史上初めて無敗で牝馬三冠を制した女傑、外国馬として11年ぶりに参戦する愛オークス馬、そして、秋華賞でワンツーフィニッシュを決めた高野厩舎勢。ほかに、牡馬相手の重賞を勝った馬が4頭と、昨年の覇者もいる。

 第47回エリザベス女王杯(11月13日、阪神芝内回り2200m、3歳以上牝馬GI)には、ワクワクするような豪華メンバーが揃った。

 京都競馬場が改修工事中のため、今年もゴール前に上り坂のある阪神コースで行われる。宝塚記念と同じ舞台だ。

状態さえまともなら、この馬が一番強い

 1番人気に支持されるのは、今年の宝塚記念で3着と、復活の気配を見せたデアリングタクト(5歳、父エピファネイア、栗東・杉山晴紀厩舎)か。

 2020年に史上初めて無敗の三冠牝馬となったあと、ジャパンカップでアーモンドアイ、コントレイルに次ぐ3着となり、さすがと思わせた。

 しかし、翌21年の金鯱賞で2着、香港のクイーンエリザベス2世カップで3着となったあと脚部不安で長期休養に入る。復帰戦は今春のヴィクトリアマイルで、6着。次走が、前述したように、3着となった宝塚記念。そして、秋初戦となったオールカマーで6着となったあと、ここに駒を進めてきた。

 そのオールカマーでは後方から外を回り、勝ち馬から6馬身ほど離された。が、1〜3着の馬番が2、1、3だったことが示すように、内で上手く立ち回った馬が好結果を出す「トラックバイアス」の差だったとも言える。勝負どころから押し上げて行く脚には、本来の迫力が戻っていた。この結果に関しては、杉山調教師も「悲観はしていません」とコメントしている。

 1週前追い切りでは主戦の松山弘平を背に、ウッドチップコースで3頭併せの真ん中に入れて闘志を引き出した。当週の本追い切りでは調教助手を背に坂路を駆け上がり、態勢を整えた。

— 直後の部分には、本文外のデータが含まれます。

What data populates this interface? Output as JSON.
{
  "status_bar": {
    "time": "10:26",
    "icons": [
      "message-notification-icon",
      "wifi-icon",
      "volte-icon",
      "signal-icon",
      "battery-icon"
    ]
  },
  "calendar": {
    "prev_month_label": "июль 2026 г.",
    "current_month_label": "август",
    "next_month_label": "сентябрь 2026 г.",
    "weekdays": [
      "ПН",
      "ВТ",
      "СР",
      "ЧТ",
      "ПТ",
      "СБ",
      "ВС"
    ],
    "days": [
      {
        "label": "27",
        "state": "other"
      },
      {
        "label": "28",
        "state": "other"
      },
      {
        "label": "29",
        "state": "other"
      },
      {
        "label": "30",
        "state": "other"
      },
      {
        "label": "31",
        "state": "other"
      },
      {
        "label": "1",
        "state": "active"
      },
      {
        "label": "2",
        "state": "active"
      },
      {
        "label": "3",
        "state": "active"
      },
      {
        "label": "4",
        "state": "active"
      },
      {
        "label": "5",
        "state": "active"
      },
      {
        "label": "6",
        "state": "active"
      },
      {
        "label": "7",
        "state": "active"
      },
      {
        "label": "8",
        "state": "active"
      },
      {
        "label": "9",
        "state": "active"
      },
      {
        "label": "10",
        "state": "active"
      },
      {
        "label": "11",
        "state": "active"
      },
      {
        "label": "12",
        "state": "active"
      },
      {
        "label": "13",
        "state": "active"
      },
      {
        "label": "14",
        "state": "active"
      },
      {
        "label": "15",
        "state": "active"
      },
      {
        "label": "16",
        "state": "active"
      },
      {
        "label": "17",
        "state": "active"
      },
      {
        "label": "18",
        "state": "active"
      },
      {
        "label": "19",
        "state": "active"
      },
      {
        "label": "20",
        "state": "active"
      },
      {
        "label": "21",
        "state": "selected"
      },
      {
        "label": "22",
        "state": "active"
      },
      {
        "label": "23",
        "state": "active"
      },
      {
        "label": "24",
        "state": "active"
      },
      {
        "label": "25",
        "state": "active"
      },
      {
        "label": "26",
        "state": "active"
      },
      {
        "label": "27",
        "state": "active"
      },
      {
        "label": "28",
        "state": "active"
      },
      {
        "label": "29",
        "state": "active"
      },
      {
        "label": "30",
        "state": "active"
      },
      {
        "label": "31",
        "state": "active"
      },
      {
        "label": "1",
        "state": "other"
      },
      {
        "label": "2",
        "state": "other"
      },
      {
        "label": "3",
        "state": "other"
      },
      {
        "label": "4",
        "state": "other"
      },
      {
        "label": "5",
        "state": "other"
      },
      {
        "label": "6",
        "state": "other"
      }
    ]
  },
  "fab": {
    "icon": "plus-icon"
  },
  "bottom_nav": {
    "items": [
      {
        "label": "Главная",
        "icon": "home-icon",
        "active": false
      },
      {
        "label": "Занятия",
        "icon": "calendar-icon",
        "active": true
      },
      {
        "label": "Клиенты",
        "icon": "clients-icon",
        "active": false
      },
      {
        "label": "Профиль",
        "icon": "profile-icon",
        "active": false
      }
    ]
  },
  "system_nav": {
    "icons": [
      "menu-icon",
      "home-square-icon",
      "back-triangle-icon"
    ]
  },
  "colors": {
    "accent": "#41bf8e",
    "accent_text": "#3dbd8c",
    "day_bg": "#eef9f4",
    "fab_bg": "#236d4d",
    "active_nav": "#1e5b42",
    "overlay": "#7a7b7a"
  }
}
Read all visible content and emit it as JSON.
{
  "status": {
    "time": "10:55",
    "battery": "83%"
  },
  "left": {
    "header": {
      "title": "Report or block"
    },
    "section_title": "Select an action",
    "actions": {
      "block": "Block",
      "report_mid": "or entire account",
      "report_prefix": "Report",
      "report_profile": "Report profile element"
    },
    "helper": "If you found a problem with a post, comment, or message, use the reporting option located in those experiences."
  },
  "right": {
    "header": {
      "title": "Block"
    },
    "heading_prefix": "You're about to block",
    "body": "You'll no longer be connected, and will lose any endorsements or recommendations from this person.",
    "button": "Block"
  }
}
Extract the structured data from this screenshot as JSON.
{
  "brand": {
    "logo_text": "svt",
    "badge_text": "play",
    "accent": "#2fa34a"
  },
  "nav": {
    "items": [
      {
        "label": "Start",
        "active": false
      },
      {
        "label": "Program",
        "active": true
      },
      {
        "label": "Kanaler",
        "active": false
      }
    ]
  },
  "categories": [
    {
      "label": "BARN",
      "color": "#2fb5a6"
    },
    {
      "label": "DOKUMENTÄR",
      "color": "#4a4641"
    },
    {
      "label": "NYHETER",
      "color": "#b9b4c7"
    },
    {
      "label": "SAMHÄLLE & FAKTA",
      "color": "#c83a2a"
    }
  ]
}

 状態さえまともなら、この馬が一番強いはずだ。感動的な「復活劇」に期待したい。

本気参戦の外国産馬

 2011年のスノーフェアリー(1着)、ダンシングレイン(16着)以来、11年ぶりに外国馬として参戦するマジカルラグーン(3歳、父ガリレオ、愛・J.ハリントン厩舎)も有力候補だ。

 スノーフェアリーは3歳だった2010年につづく連覇だった。その3歳時は、イギリスオークスとアイルランドオークスを勝ち、ヨークシャーオークスで2着となり、牡馬相手のセントレジャーで4着となったあと来日。次走の香港カップも勝っている。

 それに比べるとマジカルラグーンの実績は見劣りするものの、同じアイルランドオークスを勝ち、斤量面で有利な3歳に参戦してきたというだけでも怖い。招待レースではなく、輸送費などは自己負担となるここに、前走、8月18日のヨークシャーオークスで、凱旋門賞馬アルピニスタの5着に敗れたあと、早くも狙いを定めてきたという本気度も「買い」の材料になる。

注目は秋華賞組?

 秋華賞で1、2着だったスタニングローズ(3歳、父キングカメハメハ、栗東・高野友和厩舎)とナミュール(3歳、父ハービンジャー、栗東・高野友和厩舎)にもチャンスがある。距離は1ハロン伸びるが、秋華賞と同じ阪神の内回りというのもいい。

 ウインレーシングクラブが送り込んでくる3頭は、どれも怖い。特に、これが3度目の女王杯参戦となるウインマリリン(5歳、父スクリーンヒーロー、美浦・手塚貴久厩舎)は、過去の2度では状態が思わしくなかった「肘腫」が落ちついているというだけに、あっさりのシーンがあっても驚けない。苦手な長距離輸送対策として、早めに栗東に滞在している。手塚調教師が、過去2回と出来に関しては雲泥の差だと話しているのも心強い。

 前走のオールカマーでデアリングタクトを下して重賞初勝利を挙げたジェラルディーナ(4歳、父モーリス、栗東・斉藤崇史厩舎)は、牝馬三冠を含めGIを7勝した名牝ジェンティルドンナの娘という超良血だ。

「残念秋華賞」の西宮ステークスを完勝したピンハイ(3歳、父ミッキーアイル、栗東・田中克典厩舎)も穴っぽい。

牝馬三冠馬のエリザベス女王杯での戦績は…

 ◎デアリングタクト

 ○スタニングローズ

 ▲ウインマリリン

 これまで女王杯に出走した牝馬三冠馬は、スティルインラブが2003年2着、04年9着、アパパネが2010、11年ともに3着と、2頭とも勝っていないという嫌なデータがあるが、そのジンクスを吹き飛ばしてほしい。

 デアリングタクトの単勝と、○と▲のほか1、2頭に流した馬連を買って、感動する準備をしたい。